We too have embraced the non princess lifestyle for a long time. Mostly because of lack of motor skills Jacey couldn't pick princess dress up. hehe We even have a dino shirt that says "Rawr means I love you in Dinosaur". However, we do have a sparkly, pink sweatshirt that sometimes she refuses to let go of. Hmmm there could be some lady in there yet! It's inevitable I think...2 girl cousins.

Jackie said...

My "little-boy-on-the-spectrum" version of Maya's experience has to do with karate. How could I - who chaired more than one Congressional committee against a war, who organized anti-war marches, etc. (you get the idea) agree to let my then-6 year old participate in a sport that involved head-bopping, chest-thumping sparring? And yet, over the next three years (during which we spent so much time at karate that we got phone calls there...pre-cell phone era!) it turned out to be the most successful therapeutic intervention of all! No amount of OT or speech-language therapy accomplished what daily karate sessions did in terms of receptive-expressive speech development, eye-hand coordination, social skills, etc. Sometimes you've just got to go with the flow and make it work for you.

Siobhan said...

It sounds to me like you're doing the princess thing right. I do the same with my girls, telling them how they're actually really smart and nice to people etc. I try to counterbalance to much girliness by making sure they play with tools, balls and trucks, lol.
And there are a few movies that I think send a decent enough message, the Princess and the Frog and Tangled are both really good.

Cathy Mealey said...

Just stumbled into another post about Disney princesses here:


Seems like princesses (in moderation) are everywhere!

RettMom said...

I can relate to the anti-princess feelings, but for me it's because they have morphed so much from the original tales (which I love). I agree with Annie about the princesses not being quitters Belle didn't give up with Gaston locked her in the cellar.
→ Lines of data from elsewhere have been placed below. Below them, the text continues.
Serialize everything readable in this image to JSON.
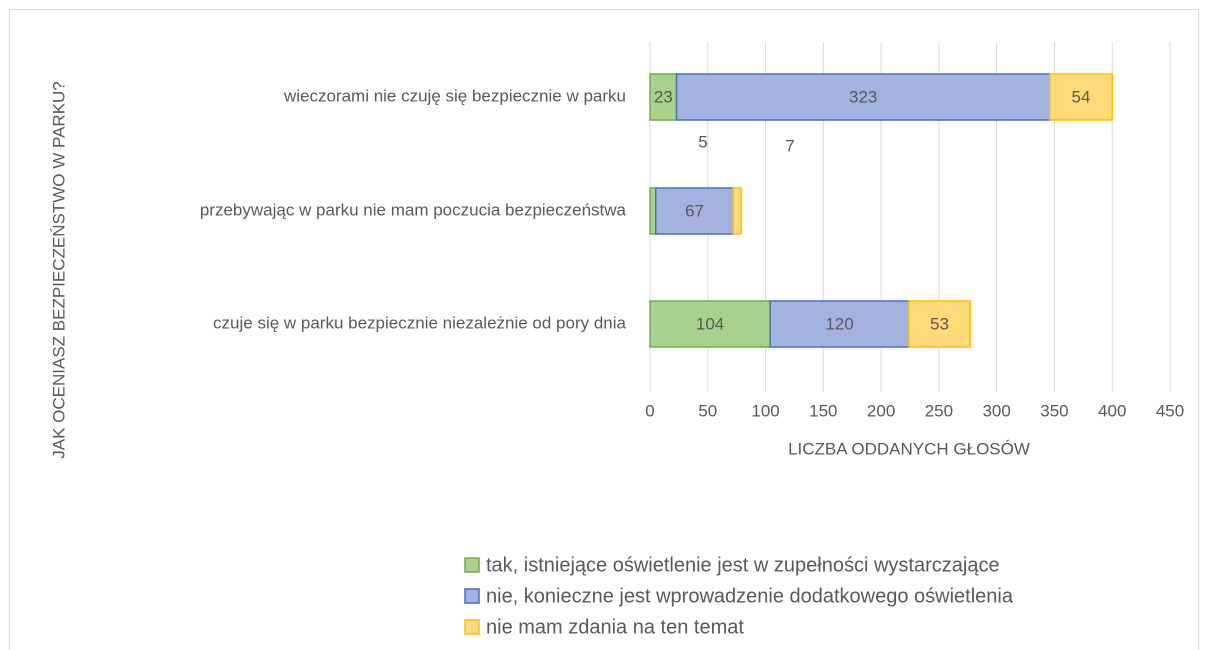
{
  "chart_data": {
    "type": "barh_stacked",
    "ylabel": "JAK OCENIASZ BEZPIECZEŃSTWO W PARKU?",
    "xlabel": "LICZBA ODDANYCH GŁOSÓW",
    "categories": [
      "wieczorami nie czuję się bezpiecznie w parku",
      "przebywając w parku nie mam poczucia bezpieczeństwa",
      "czuje się w parku bezpiecznie niezależnie od pory dnia"
    ],
    "series": [
      {
        "name": "tak, istniejące oświetlenie jest w zupełności wystarczające",
        "color": "#a9d18e",
        "edgecolor": "#70ad47",
        "values": [
          23,
          5,
          104
        ]
      },
      {
        "name": "nie, konieczne jest wprowadzenie dodatkowego oświetlenia",
        "color": "#a4b2e0",
        "edgecolor": "#4472c4",
        "values": [
          323,
          67,
          120
        ]
      },
      {
        "name": "nie mam zdania na ten temat",
        "color": "#ffd97a",
        "edgecolor": "#ffc000",
        "values": [
          54,
          7,
          53
        ]
      }
    ],
    "xlim": [
      0,
      450
    ],
    "xticks": [
      0,
      50,
      100,
      150,
      200,
      250,
      300,
      350,
      400,
      450
    ],
    "grid": true,
    "legend": "bottom"
  }
}
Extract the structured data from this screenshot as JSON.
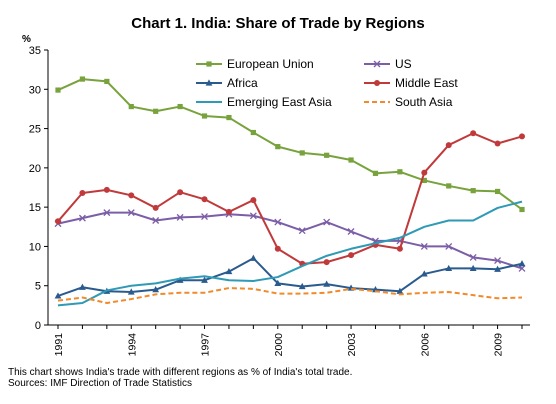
{
  "chart_data": {
    "type": "line",
    "title": "Chart 1. India: Share of Trade by Regions",
    "ylabel": "%",
    "xlabel": "",
    "ylim": [
      0,
      35
    ],
    "yticks": [
      0,
      5,
      10,
      15,
      20,
      25,
      30,
      35
    ],
    "xlim": [
      1991,
      2010
    ],
    "xticks": [
      1991,
      1994,
      1997,
      2000,
      2003,
      2006,
      2009
    ],
    "grid": false,
    "legend": "top-inside, two columns",
    "x": [
      1991,
      1992,
      1993,
      1994,
      1995,
      1996,
      1997,
      1998,
      1999,
      2000,
      2001,
      2002,
      2003,
      2004,
      2005,
      2006,
      2007,
      2008,
      2009,
      2010
    ],
    "series": [
      {
        "name": "European Union",
        "color": "#77a23c",
        "marker": "square",
        "style": "solid",
        "values": [
          29.9,
          31.3,
          31.0,
          27.8,
          27.2,
          27.8,
          26.6,
          26.4,
          24.5,
          22.7,
          21.9,
          21.6,
          21.0,
          19.3,
          19.5,
          18.4,
          17.7,
          17.1,
          17.0,
          14.7
        ]
      },
      {
        "name": "US",
        "color": "#7b5ea7",
        "marker": "x",
        "style": "solid",
        "values": [
          12.9,
          13.6,
          14.3,
          14.3,
          13.3,
          13.7,
          13.8,
          14.1,
          13.9,
          13.1,
          12.0,
          13.1,
          11.9,
          10.7,
          10.7,
          10.0,
          10.0,
          8.6,
          8.2,
          7.2
        ]
      },
      {
        "name": "Africa",
        "color": "#2a5b8f",
        "marker": "triangle",
        "style": "solid",
        "values": [
          3.7,
          4.8,
          4.3,
          4.2,
          4.5,
          5.7,
          5.7,
          6.8,
          8.5,
          5.3,
          4.9,
          5.2,
          4.7,
          4.5,
          4.3,
          6.5,
          7.2,
          7.2,
          7.1,
          7.8
        ]
      },
      {
        "name": "Middle East",
        "color": "#c0393b",
        "marker": "circle",
        "style": "solid",
        "values": [
          13.2,
          16.8,
          17.2,
          16.5,
          14.9,
          16.9,
          16.0,
          14.4,
          15.9,
          9.7,
          7.8,
          8.0,
          8.9,
          10.2,
          9.7,
          19.4,
          22.9,
          24.4,
          23.1,
          24.0
        ]
      },
      {
        "name": "Emerging East Asia",
        "color": "#2e9ab5",
        "marker": "none",
        "style": "solid",
        "values": [
          2.5,
          2.8,
          4.4,
          5.0,
          5.3,
          5.9,
          6.2,
          5.7,
          5.6,
          6.1,
          7.5,
          8.8,
          9.7,
          10.4,
          11.1,
          12.5,
          13.3,
          13.3,
          14.9,
          15.7
        ]
      },
      {
        "name": "South Asia",
        "color": "#f08a2a",
        "marker": "none",
        "style": "dashed",
        "values": [
          3.1,
          3.5,
          2.8,
          3.3,
          3.9,
          4.1,
          4.1,
          4.7,
          4.6,
          4.0,
          4.0,
          4.1,
          4.6,
          4.3,
          3.9,
          4.1,
          4.2,
          3.8,
          3.4,
          3.5
        ]
      }
    ],
    "notes": [
      "This chart shows India's trade with different regions as % of India's total trade.",
      "Sources: IMF Direction of Trade Statistics"
    ]
  }
}
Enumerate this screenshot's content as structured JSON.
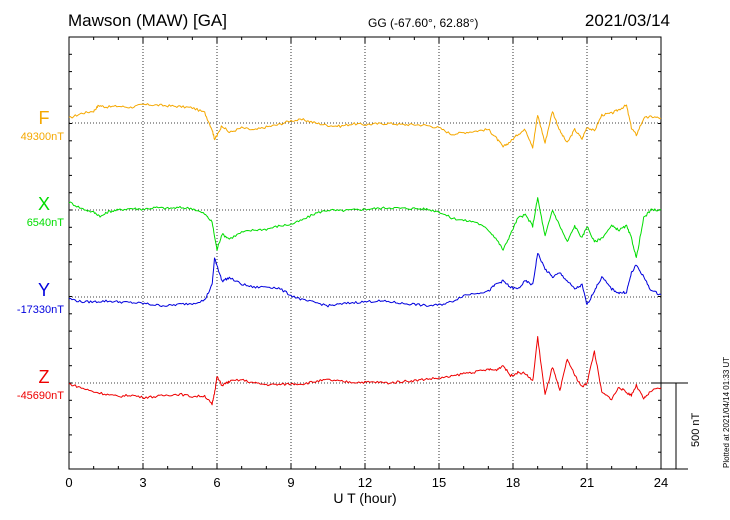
{
  "header": {
    "station": "Mawson (MAW)  [GA]",
    "coords": "GG (-67.60°,  62.88°)",
    "date": "2021/03/14"
  },
  "xaxis": {
    "label": "U T (hour)",
    "ticks": [
      "0",
      "3",
      "6",
      "9",
      "12",
      "15",
      "18",
      "21",
      "24"
    ]
  },
  "plotted_note": "Plotted at 2021/04/14 01:33 UT",
  "scale_bar_label": "500 nT",
  "components": [
    {
      "name": "F",
      "baseline": "49300nT",
      "color": "#f5a800"
    },
    {
      "name": "X",
      "baseline": "6540nT",
      "color": "#00dd00"
    },
    {
      "name": "Y",
      "baseline": "-17330nT",
      "color": "#0000dd"
    },
    {
      "name": "Z",
      "baseline": "-45690nT",
      "color": "#ee0000"
    }
  ],
  "chart_data": {
    "type": "line",
    "title": "Mawson (MAW)  [GA]",
    "xlabel": "U T (hour)",
    "xlim": [
      0,
      24
    ],
    "scale_nT": 500,
    "series": [
      {
        "name": "F",
        "baseline_nT": 49300,
        "color": "#f5a800",
        "points": [
          [
            0,
            60
          ],
          [
            0.5,
            120
          ],
          [
            1,
            150
          ],
          [
            1.2,
            220
          ],
          [
            1.5,
            200
          ],
          [
            2,
            210
          ],
          [
            2.5,
            195
          ],
          [
            3,
            230
          ],
          [
            3.5,
            225
          ],
          [
            4,
            215
          ],
          [
            4.5,
            205
          ],
          [
            5,
            190
          ],
          [
            5.5,
            130
          ],
          [
            5.8,
            -80
          ],
          [
            5.9,
            -200
          ],
          [
            6,
            -160
          ],
          [
            6.2,
            -30
          ],
          [
            6.5,
            -120
          ],
          [
            7,
            -60
          ],
          [
            7.5,
            -90
          ],
          [
            8,
            -50
          ],
          [
            8.5,
            -20
          ],
          [
            9,
            30
          ],
          [
            9.5,
            40
          ],
          [
            10,
            0
          ],
          [
            10.5,
            -30
          ],
          [
            11,
            -40
          ],
          [
            11.5,
            -10
          ],
          [
            12,
            -20
          ],
          [
            12.5,
            -10
          ],
          [
            13,
            -5
          ],
          [
            13.5,
            -20
          ],
          [
            14,
            -20
          ],
          [
            14.5,
            -30
          ],
          [
            15,
            -60
          ],
          [
            15.5,
            -140
          ],
          [
            16,
            -120
          ],
          [
            16.5,
            -100
          ],
          [
            17,
            -80
          ],
          [
            17.3,
            -180
          ],
          [
            17.6,
            -300
          ],
          [
            17.9,
            -230
          ],
          [
            18.2,
            -140
          ],
          [
            18.5,
            -80
          ],
          [
            18.8,
            -300
          ],
          [
            19,
            100
          ],
          [
            19.3,
            -250
          ],
          [
            19.6,
            150
          ],
          [
            19.9,
            -100
          ],
          [
            20.2,
            -250
          ],
          [
            20.5,
            -80
          ],
          [
            20.8,
            -200
          ],
          [
            21,
            -50
          ],
          [
            21.3,
            -100
          ],
          [
            21.6,
            100
          ],
          [
            22,
            120
          ],
          [
            22.3,
            170
          ],
          [
            22.6,
            220
          ],
          [
            22.8,
            -60
          ],
          [
            23,
            -150
          ],
          [
            23.3,
            60
          ],
          [
            23.6,
            80
          ],
          [
            24,
            60
          ]
        ]
      },
      {
        "name": "X",
        "baseline_nT": 6540,
        "color": "#00dd00",
        "points": [
          [
            0,
            100
          ],
          [
            0.5,
            20
          ],
          [
            1,
            -30
          ],
          [
            1.3,
            -80
          ],
          [
            1.6,
            -20
          ],
          [
            2,
            0
          ],
          [
            2.5,
            20
          ],
          [
            3,
            10
          ],
          [
            3.5,
            30
          ],
          [
            4,
            20
          ],
          [
            4.5,
            30
          ],
          [
            5,
            20
          ],
          [
            5.5,
            -50
          ],
          [
            5.8,
            -150
          ],
          [
            6,
            -500
          ],
          [
            6.2,
            -300
          ],
          [
            6.5,
            -360
          ],
          [
            7,
            -280
          ],
          [
            7.5,
            -250
          ],
          [
            8,
            -240
          ],
          [
            8.5,
            -200
          ],
          [
            9,
            -180
          ],
          [
            9.5,
            -120
          ],
          [
            10,
            -40
          ],
          [
            10.5,
            0
          ],
          [
            11,
            -10
          ],
          [
            11.5,
            0
          ],
          [
            12,
            10
          ],
          [
            12.5,
            20
          ],
          [
            13,
            30
          ],
          [
            13.5,
            20
          ],
          [
            14,
            20
          ],
          [
            14.5,
            10
          ],
          [
            15,
            -20
          ],
          [
            15.5,
            -100
          ],
          [
            16,
            -130
          ],
          [
            16.5,
            -150
          ],
          [
            17,
            -250
          ],
          [
            17.3,
            -350
          ],
          [
            17.6,
            -500
          ],
          [
            17.9,
            -300
          ],
          [
            18.2,
            -100
          ],
          [
            18.5,
            -60
          ],
          [
            18.8,
            -200
          ],
          [
            19,
            150
          ],
          [
            19.3,
            -330
          ],
          [
            19.6,
            0
          ],
          [
            19.9,
            -200
          ],
          [
            20.2,
            -400
          ],
          [
            20.5,
            -200
          ],
          [
            20.8,
            -350
          ],
          [
            21,
            -200
          ],
          [
            21.3,
            -400
          ],
          [
            21.6,
            -350
          ],
          [
            22,
            -200
          ],
          [
            22.3,
            -250
          ],
          [
            22.6,
            -200
          ],
          [
            22.8,
            -350
          ],
          [
            23,
            -600
          ],
          [
            23.3,
            -100
          ],
          [
            23.6,
            0
          ],
          [
            24,
            0
          ]
        ]
      },
      {
        "name": "Y",
        "baseline_nT": -17330,
        "color": "#0000dd",
        "points": [
          [
            0,
            -20
          ],
          [
            0.5,
            -60
          ],
          [
            1,
            -60
          ],
          [
            1.5,
            -50
          ],
          [
            2,
            -60
          ],
          [
            2.5,
            -70
          ],
          [
            3,
            -80
          ],
          [
            3.5,
            -100
          ],
          [
            4,
            -110
          ],
          [
            4.5,
            -90
          ],
          [
            5,
            -80
          ],
          [
            5.5,
            -40
          ],
          [
            5.8,
            150
          ],
          [
            5.9,
            480
          ],
          [
            6,
            400
          ],
          [
            6.2,
            200
          ],
          [
            6.5,
            240
          ],
          [
            7,
            160
          ],
          [
            7.5,
            120
          ],
          [
            8,
            130
          ],
          [
            8.5,
            110
          ],
          [
            9,
            20
          ],
          [
            9.5,
            -40
          ],
          [
            10,
            -70
          ],
          [
            10.5,
            -110
          ],
          [
            11,
            -90
          ],
          [
            11.5,
            -70
          ],
          [
            12,
            -60
          ],
          [
            12.5,
            -50
          ],
          [
            13,
            -60
          ],
          [
            13.5,
            -80
          ],
          [
            14,
            -90
          ],
          [
            14.5,
            -110
          ],
          [
            15,
            -100
          ],
          [
            15.5,
            -60
          ],
          [
            16,
            20
          ],
          [
            16.5,
            50
          ],
          [
            17,
            70
          ],
          [
            17.3,
            160
          ],
          [
            17.6,
            200
          ],
          [
            17.9,
            120
          ],
          [
            18.2,
            100
          ],
          [
            18.5,
            200
          ],
          [
            18.8,
            150
          ],
          [
            19,
            550
          ],
          [
            19.3,
            350
          ],
          [
            19.6,
            250
          ],
          [
            19.9,
            300
          ],
          [
            20.2,
            200
          ],
          [
            20.5,
            100
          ],
          [
            20.8,
            150
          ],
          [
            21,
            -100
          ],
          [
            21.3,
            80
          ],
          [
            21.6,
            250
          ],
          [
            22,
            100
          ],
          [
            22.3,
            50
          ],
          [
            22.6,
            60
          ],
          [
            22.8,
            300
          ],
          [
            23,
            400
          ],
          [
            23.3,
            250
          ],
          [
            23.6,
            80
          ],
          [
            24,
            30
          ]
        ]
      },
      {
        "name": "Z",
        "baseline_nT": -45690,
        "color": "#ee0000",
        "points": [
          [
            0,
            -10
          ],
          [
            0.5,
            -60
          ],
          [
            1,
            -110
          ],
          [
            1.5,
            -140
          ],
          [
            2,
            -170
          ],
          [
            2.5,
            -150
          ],
          [
            3,
            -180
          ],
          [
            3.5,
            -170
          ],
          [
            4,
            -150
          ],
          [
            4.5,
            -140
          ],
          [
            5,
            -170
          ],
          [
            5.5,
            -160
          ],
          [
            5.8,
            -270
          ],
          [
            5.9,
            -120
          ],
          [
            6,
            80
          ],
          [
            6.2,
            -30
          ],
          [
            6.5,
            20
          ],
          [
            7,
            40
          ],
          [
            7.5,
            0
          ],
          [
            8,
            -20
          ],
          [
            8.5,
            -20
          ],
          [
            9,
            -10
          ],
          [
            9.5,
            -10
          ],
          [
            10,
            20
          ],
          [
            10.5,
            40
          ],
          [
            11,
            20
          ],
          [
            11.5,
            10
          ],
          [
            12,
            10
          ],
          [
            12.5,
            10
          ],
          [
            13,
            0
          ],
          [
            13.5,
            20
          ],
          [
            14,
            30
          ],
          [
            14.5,
            50
          ],
          [
            15,
            60
          ],
          [
            15.5,
            80
          ],
          [
            16,
            120
          ],
          [
            16.5,
            140
          ],
          [
            17,
            170
          ],
          [
            17.3,
            160
          ],
          [
            17.6,
            220
          ],
          [
            17.9,
            90
          ],
          [
            18.2,
            130
          ],
          [
            18.5,
            120
          ],
          [
            18.8,
            20
          ],
          [
            19,
            570
          ],
          [
            19.3,
            -150
          ],
          [
            19.6,
            200
          ],
          [
            19.9,
            -100
          ],
          [
            20.2,
            300
          ],
          [
            20.5,
            100
          ],
          [
            20.8,
            -50
          ],
          [
            21,
            0
          ],
          [
            21.3,
            400
          ],
          [
            21.6,
            -120
          ],
          [
            22,
            -200
          ],
          [
            22.3,
            -50
          ],
          [
            22.6,
            -120
          ],
          [
            22.8,
            -150
          ],
          [
            23,
            -30
          ],
          [
            23.3,
            -200
          ],
          [
            23.6,
            -100
          ],
          [
            24,
            -60
          ]
        ]
      }
    ]
  }
}
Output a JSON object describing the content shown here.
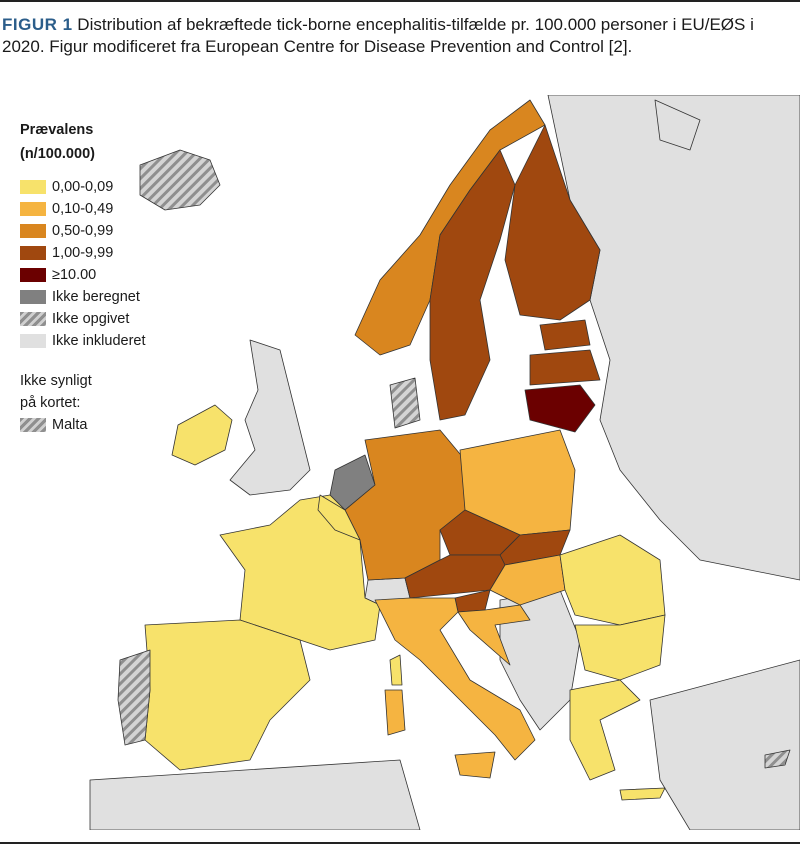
{
  "caption": {
    "label": "FIGUR 1",
    "text": "Distribution af bekræftede tick-borne encephalitis-tilfælde pr. 100.000 personer i EU/EØS i 2020. Figur modificeret fra European Centre for Disease Prevention and Control [2]."
  },
  "legend": {
    "title_line1": "Prævalens",
    "title_line2": "(n/100.000)",
    "items": [
      {
        "label": "0,00-0,09",
        "color": "#f7e26b"
      },
      {
        "label": "0,10-0,49",
        "color": "#f5b441"
      },
      {
        "label": "0,50-0,99",
        "color": "#d9861f"
      },
      {
        "label": "1,00-9,99",
        "color": "#a0480f"
      },
      {
        "label": "≥10.00",
        "color": "#6b0000"
      },
      {
        "label": "Ikke beregnet",
        "color": "#808080"
      },
      {
        "label": "Ikke opgivet",
        "color": "hatch"
      },
      {
        "label": "Ikke inkluderet",
        "color": "#e0e0e0"
      }
    ],
    "note_line1": "Ikke synligt",
    "note_line2": "på kortet:",
    "note_item": "Malta"
  },
  "colors": {
    "water": "#ffffff",
    "border": "#333333"
  }
}
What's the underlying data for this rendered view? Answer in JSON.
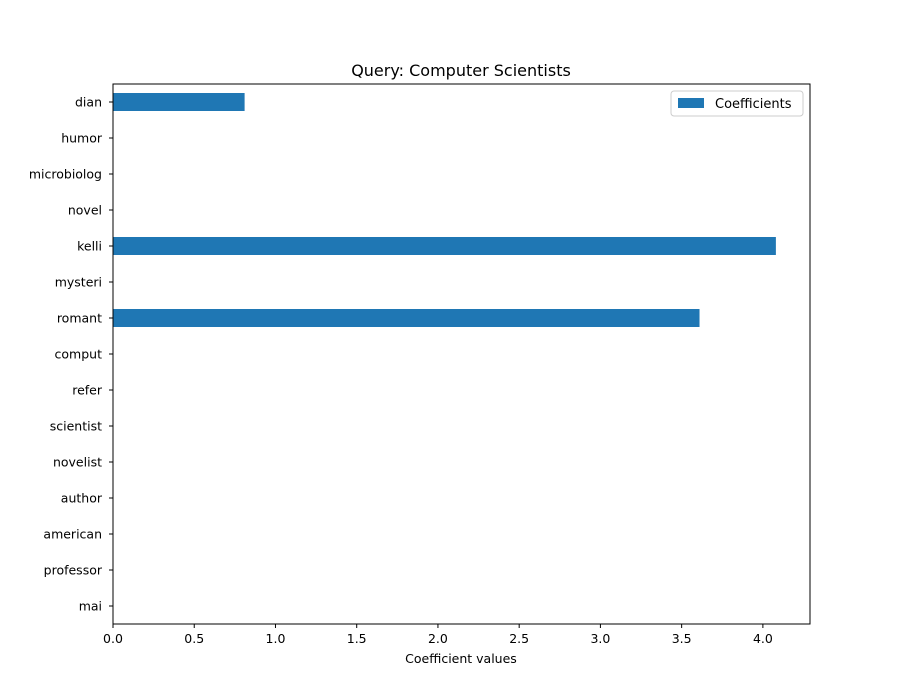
{
  "chart_data": {
    "type": "bar",
    "orientation": "horizontal",
    "title": "Query: Computer Scientists",
    "xlabel": "Coefficient values",
    "ylabel": "",
    "categories": [
      "dian",
      "humor",
      "microbiolog",
      "novel",
      "kelli",
      "mysteri",
      "romant",
      "comput",
      "refer",
      "scientist",
      "novelist",
      "author",
      "american",
      "professor",
      "mai"
    ],
    "series": [
      {
        "name": "Coefficients",
        "values": [
          0.81,
          0,
          0,
          0,
          4.08,
          0,
          3.61,
          0,
          0,
          0,
          0,
          0,
          0,
          0,
          0
        ]
      }
    ],
    "xlim": [
      0,
      4.29
    ],
    "xticks": [
      "0.0",
      "0.5",
      "1.0",
      "1.5",
      "2.0",
      "2.5",
      "3.0",
      "3.5",
      "4.0"
    ],
    "grid": false,
    "legend_position": "top-right",
    "colors": {
      "bar": "#1f77b4",
      "axes": "#000000",
      "background": "#ffffff"
    }
  }
}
Moderation is the key. The video is adorable.

Cathy said...

Dana, I just saw a book about Princesses in the NYT book review and totally thought of you and Maya's princess phase (it's called Cinderella Ate My Daughter: Dispatches from the Front Lines of the New Girlie-Girl Culture by Peggy Orenstein). Fer and Wendy have kind of missed it, but our neighbor's 4 yr old daughter is deep into princesses so they try on the dresses and run around with tiaras once or twice a week when they play together. Anyway, haven't read the book but thought you might like to know of it.